As the physics department continues its investigation of sexual harassment, faculty members said any hostility is not exclusively a gender issue but an expression of a climate problem throughout all of physics.

Concerns about the department's atmosphere surfaced nearly two years ago when complaints of sexual misconduct resulted in legal action. Meanwhile, the department has struggled to address these and similar incidents, as it continues to seek an appropriate course of action to deal with gender issues and collegiality in general.

"Ranging from overt sexual harassment progressively to insidious climate issues, I think it is clear that in the past certainly we've had problems in that whole range," said Harold Baranger, chair of physics.

A gender relations committee, comprised of physics faculty, has met for the past year to investigate the climate in the department and formulate solutions. So far, their primary goal has been to create a dialogue about sexual misconduct.

"The most important thing is just not being afraid to discuss those kinds of issues-the ones that have sexual undertones-any more than we are afraid to talk about how handwriting is too small on the blackboard," said Roxanne Springer, an associate professor and member of the committee.

Dean of Natural Sciences Berndt Mueller, who was chair of the department when some alleged incidents took place, has remained out of the process to avoid a conflict of interest between his allegiances in the physics department and his role as an administrator. He said, however, that the department has "addressed these issues in a way that they have not been addressed before, as climate issues rather than incidents."

Yet despite their progress, members of the department said they have been disappointed by a lack of administrative support. "Some sort of advisory committee would certainly have helped us a lot," Baranger said. "It's really been a complete vacuum."

In summer 2000, William Chafe, dean of the faculty of arts and sciences, created a standing committee to address the physics gender climate as part of a settlement for a sexual harassment suit involving a member of the department.

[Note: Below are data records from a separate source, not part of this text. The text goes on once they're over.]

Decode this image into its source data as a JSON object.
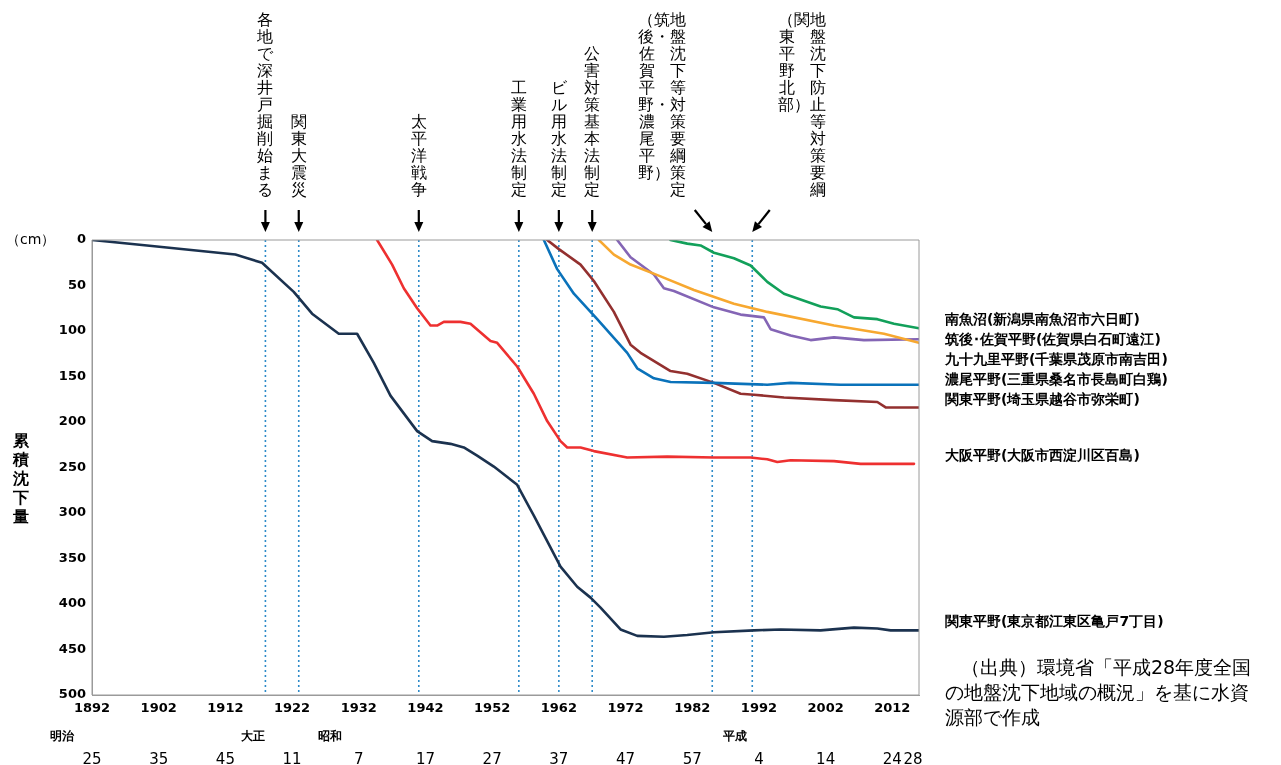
{
  "chart_data": {
    "type": "line",
    "ylabel": "累積沈下量",
    "xlim": [
      1892,
      2016
    ],
    "xticks": [
      1892,
      1902,
      1912,
      1922,
      1932,
      1942,
      1952,
      1962,
      1972,
      1982,
      1992,
      2002,
      2012
    ],
    "ylim": [
      500,
      0
    ],
    "yticks": [
      0,
      50,
      100,
      150,
      200,
      250,
      300,
      350,
      400,
      450,
      500
    ],
    "grid": false,
    "legend": "right",
    "marker": "none",
    "line_style": "solid",
    "series": [
      {
        "name": "南魚沼(新潟県南魚沼市六日町)",
        "color": "#12a05a",
        "x": [
          1978.75,
          1981.25,
          1983.25,
          1985.25,
          1988.25,
          1990.75,
          1993.25,
          1995.75,
          2001.25,
          2003.75,
          2006.25,
          2009.75,
          2012.25,
          2016
        ],
        "values": [
          0,
          4,
          6,
          14,
          20,
          28,
          46,
          59,
          73,
          76,
          85,
          87,
          92,
          97
        ]
      },
      {
        "name": "筑後･佐賀平野(佐賀県白石町遠江)",
        "color": "#f7a830",
        "x": [
          1968,
          1970.25,
          1972.75,
          1977.25,
          1982.25,
          1988.25,
          1993.25,
          2003.25,
          2010.75,
          2016
        ],
        "values": [
          0,
          16,
          27,
          40,
          55,
          70,
          79,
          94,
          103,
          113
        ]
      },
      {
        "name": "九十九里平野(千葉県茂原市南吉田)",
        "color": "#8465b5",
        "x": [
          1970.75,
          1972.75,
          1976.25,
          1977.75,
          1979.25,
          1985.25,
          1989.25,
          1992.75,
          1993.75,
          1996.75,
          1999.75,
          2003.25,
          2007.75,
          2016
        ],
        "values": [
          0,
          19,
          38,
          53,
          56,
          74,
          82,
          85,
          98,
          105,
          110,
          107,
          110,
          109
        ]
      },
      {
        "name": "濃尾平野(三重県桑名市長島町白鶏)",
        "color": "#0a72ba",
        "x": [
          1959.75,
          1961.75,
          1964.25,
          1967.75,
          1972.25,
          1973.75,
          1976.25,
          1978.75,
          1985.25,
          1993.25,
          1996.75,
          2004.25,
          2016
        ],
        "values": [
          0,
          32,
          59,
          87,
          124,
          141,
          152,
          156,
          157,
          159,
          157,
          159,
          159
        ]
      },
      {
        "name": "関東平野(埼玉県越谷市弥栄町)",
        "color": "#93302f",
        "x": [
          1960.25,
          1962,
          1965.25,
          1967.25,
          1970.25,
          1972.75,
          1974.25,
          1978.75,
          1981.25,
          1985.25,
          1989.25,
          1991.25,
          1995.75,
          2003.25,
          2009.75,
          2011,
          2016
        ],
        "values": [
          0,
          10,
          27,
          45,
          79,
          115,
          124,
          144,
          147,
          157,
          169,
          170,
          173,
          176,
          178,
          184,
          184
        ]
      },
      {
        "name": "大阪平野(大阪市西淀川区百島)",
        "color": "#ee3030",
        "x": [
          1934.75,
          1937,
          1938.75,
          1940.75,
          1942.75,
          1943.75,
          1944.75,
          1947.25,
          1948.75,
          1951.75,
          1952.75,
          1955.75,
          1958.25,
          1960.25,
          1962.25,
          1963.25,
          1965.25,
          1967.25,
          1972.25,
          1978.25,
          1985.25,
          1990.75,
          1993.25,
          1994.75,
          1996.75,
          2003.25,
          2007.25,
          2015.25
        ],
        "values": [
          0,
          27,
          53,
          75,
          94,
          94,
          90,
          90,
          92,
          111,
          113,
          139,
          169,
          199,
          221,
          228,
          228,
          232,
          239,
          238,
          239,
          239,
          241,
          244,
          242,
          243,
          246,
          246
        ]
      },
      {
        "name": "関東平野(東京都江東区亀戸7丁目)",
        "color": "#1b324f",
        "x": [
          1892,
          1900.25,
          1913.5,
          1917.5,
          1922.25,
          1925,
          1929,
          1931.75,
          1934.25,
          1936.75,
          1940.75,
          1943,
          1945.75,
          1947.75,
          1949.75,
          1952.25,
          1955.75,
          1958.25,
          1962.25,
          1964.75,
          1966.75,
          1968.25,
          1971.25,
          1973.75,
          1977.75,
          1981.25,
          1985.25,
          1991.25,
          1995.25,
          2001.25,
          2006.25,
          2009.75,
          2011.75,
          2016
        ],
        "values": [
          0,
          6,
          16,
          25,
          57,
          81,
          103,
          103,
          135,
          171,
          210,
          221,
          224,
          228,
          237,
          249,
          269,
          303,
          359,
          381,
          393,
          404,
          428,
          435,
          436,
          434,
          431,
          429,
          428,
          429,
          426,
          427,
          429,
          429
        ]
      }
    ],
    "ref_lines": [
      {
        "axis": "x",
        "value": 1918,
        "label": "各地で深井戸掘削始まる",
        "color": "#2e8bc9",
        "line_style": "dotted"
      },
      {
        "axis": "x",
        "value": 1923,
        "label": "関東大震災",
        "color": "#2e8bc9",
        "line_style": "dotted"
      },
      {
        "axis": "x",
        "value": 1941,
        "label": "太平洋戦争",
        "color": "#2e8bc9",
        "line_style": "dotted"
      },
      {
        "axis": "x",
        "value": 1956,
        "label": "工業用水法制定",
        "color": "#2e8bc9",
        "line_style": "dotted"
      },
      {
        "axis": "x",
        "value": 1962,
        "label": "ビル用水法制定",
        "color": "#2e8bc9",
        "line_style": "dotted"
      },
      {
        "axis": "x",
        "value": 1967,
        "label": "公害対策基本法制定",
        "color": "#2e8bc9",
        "line_style": "dotted"
      },
      {
        "axis": "x",
        "value": 1985,
        "label": "地盤沈下等対策要綱策定（筑後・佐賀平野・濃尾平野）",
        "color": "#2e8bc9",
        "line_style": "dotted"
      },
      {
        "axis": "x",
        "value": 1991,
        "label": "地盤沈下防止等対策要綱（関東平野北部）",
        "color": "#2e8bc9",
        "line_style": "dotted"
      }
    ],
    "annotations": [
      "（cm）",
      "（出典）環境省「平成28年度全国の地盤沈下地域の概況」を基に水資源部で作成",
      "明治",
      "大正",
      "昭和",
      "平成",
      "25",
      "35",
      "45",
      "11",
      "7",
      "17",
      "27",
      "37",
      "47",
      "57",
      "4",
      "14",
      "24",
      "28"
    ]
  }
}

The committee-known as the Bryant Committee and comprised of three faculty members throughout the sciences-spent a year collecting information on specific incidents of harassment and this year, the Bryant Committee has been charged with evaluating the department's gender climate as well.

Chafe said the Bryant Committee still exists, although Linda McGown, a member of the committee, said she was unsure when the group had last met. McGown, also a professor of chemistry, added that most recently, she has informally advised department members on how to proceed.

She praised the actions taken so far. "It's been a true grassroots effort to make fundamental changes in the department," she said.

In late February, faculty members passed a resolution without objection constructed by the internal committee regarding appropriate behavior. The resolution takes a preventative stance on sexual harassment. "It is not sufficient for a faculty member to assume that he/she is behaving correctly as long as the student does not complain," the statement reads.

A list of goals adopted at the same time also includes similar provisions, such as developing "a detailed protocol for addressing alleged or suspected inappropriate behavior even in the absence of a complaint."

Several in the department have reacted negatively to the new guidelines.

"I'm angry and I'm not the only one that's angry," said Professor Emeritus Lawrence Evans, who said he is worried the code of conduct would be used to further personal vendettas rather than to prevent harassment. "The resolution is too vague to be positively useful and not too vague to be possibly negative," he added.

Others argue still that the department has overreacted to what amount to only a couple of complaints. Baranger met with faculty and graduate students throughout March to distribute a list of alleged incidents of sexual harassment over the past decade.

Evans and several other faculty members and graduate students have argued that the list's claims are either minor or unsubstantiated.

"When you go through these one by one, this list is just like Joe McCarthy's 1950s list of communists in the State Department," Evans said. "They're getting the climate they want-where people are afraid to be around them."

Department leaders acknowledge that some of the definitions adopted are somewhat extreme, but argue that such a reaction is necessary.

"In any correction, there's got to be an overshoot," said Henry Weller, director of graduate studies. "Then you finally find a middle ground."

Graduate students said the way the department has dealt with sexual harassment and its climate is getting better, but some worry that the focus on gender discrimination may be masking other departmental problems-such as a lack of communication, poor advising, jumbled power structures and geographic dispersion among the Physics Building, the Free Electron Laser Laboratory and the Triangle Universities Nuclear Laboratory.

"It's possible that the department has put everything under the umbrella of gender problems because it's easier than admitting that there is an endemic climate problem," said fourth-year graduate student Kevin Chalut.

Even as faculty address gender climate, they are beginning to recognize the department's atmosphere is not destructive only to women. "When I look back at the most egregious harassment cases, they were not gender related," Mueller said.

Plans to change the gender relations committee to a general climate committee are being discussed in the hope that greater cohesion will alleviate any lingering hostility.

"The gender problem is an exaggeration of the larger climate problem," Weller said. "We realize that fixing the gender problem is tied to fixing the larger problem."